MPhil in Development Studies for intake October 2024 - admissions open Monday 4 September 2023
Description
The MPhil in Development Studies provides an inter-disciplinary training whose content and style have kept abreast with the changing reality of development concerns, and the changing requirements of those seeking to make a career in the development field.
The course gives its students a firm grounding in political economics relevant to development, including the study of sociology, political science, law, economics and anthropology. We have close links with the other area centres within POLIS: African Studies, Latin American Studies and South Asian Studies which helps offer student a comparative lens.
The inter-disciplinary approach is based on the recognition that together with the analytical rigour required of social scientists today, no important issue in development — poverty and inequality, population growth, the construction of the institutions, war and human rights, democratisation — can be properly understood without an inter-disciplinary perspective.
The MPhil in Development Studies provides a framework within which students can construct a pathway suited to a wide range of differing interests and needs. Those for whom the MPhil represents a one-year preparation for a career in development policy can select a broad inter-disciplinary set of subjects, while those who wish to continue their studies at the doctoral level can select a more specialised set of options concentrating on the analytical tools of their subject, and discover which university department or faculty is most suited to their research plans.

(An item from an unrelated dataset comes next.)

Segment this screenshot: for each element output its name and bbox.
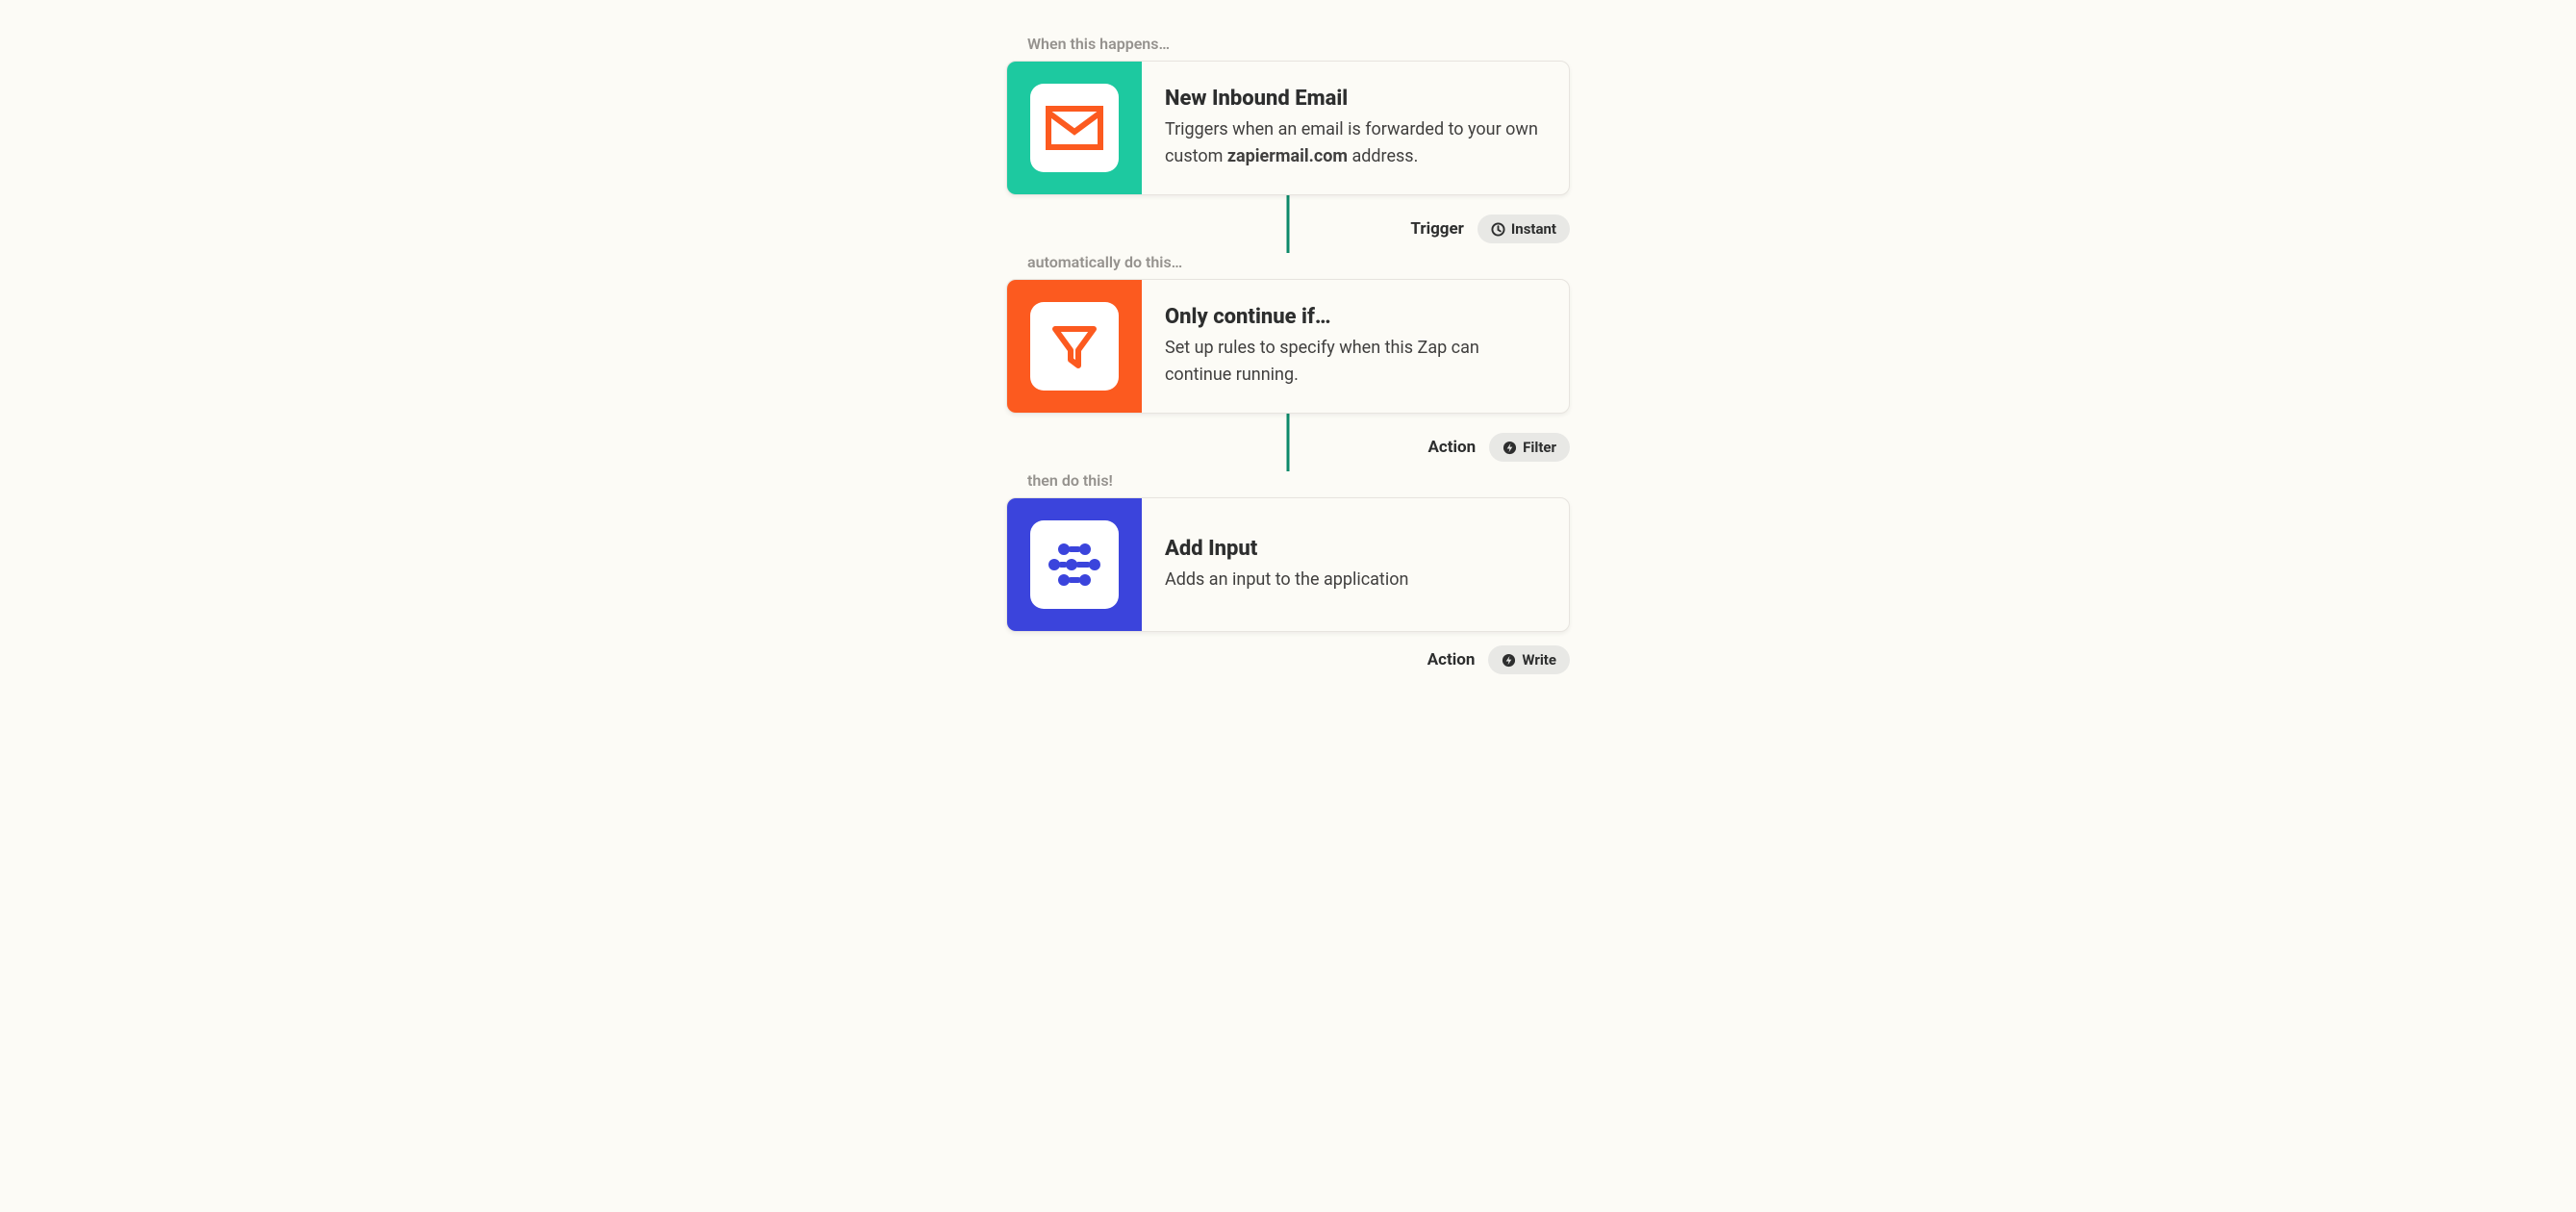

Testimonial from Ainsley Trahan (MPhil 2021-2022)
I was drawn to Development Studies because I was craving a space in which I could learn from the diverse experiences of my peers and professors, whilst also tackling some of the questions that I find most pressing. During my MPhil, I discovered a new regional interest and delved deeper into research that I had conducted previously. I presented at three conferences (in the UK and in Azerbaijan) and made lasting friendships. I found community in two research networks and am still actively involved in both. Now, as I begin my PhD at Cambridge, I am very thankful for the key role that the MPhil in Development Studies played in my academic progression. My research project was inspired by a set of essays that I wrote during my MPhil, and I will be working closely with friends and mentors that I met during the course. Though I have now finished my MPhil, I carry the friends I made, questions I uncovered, and skills that I gained into this next chapter.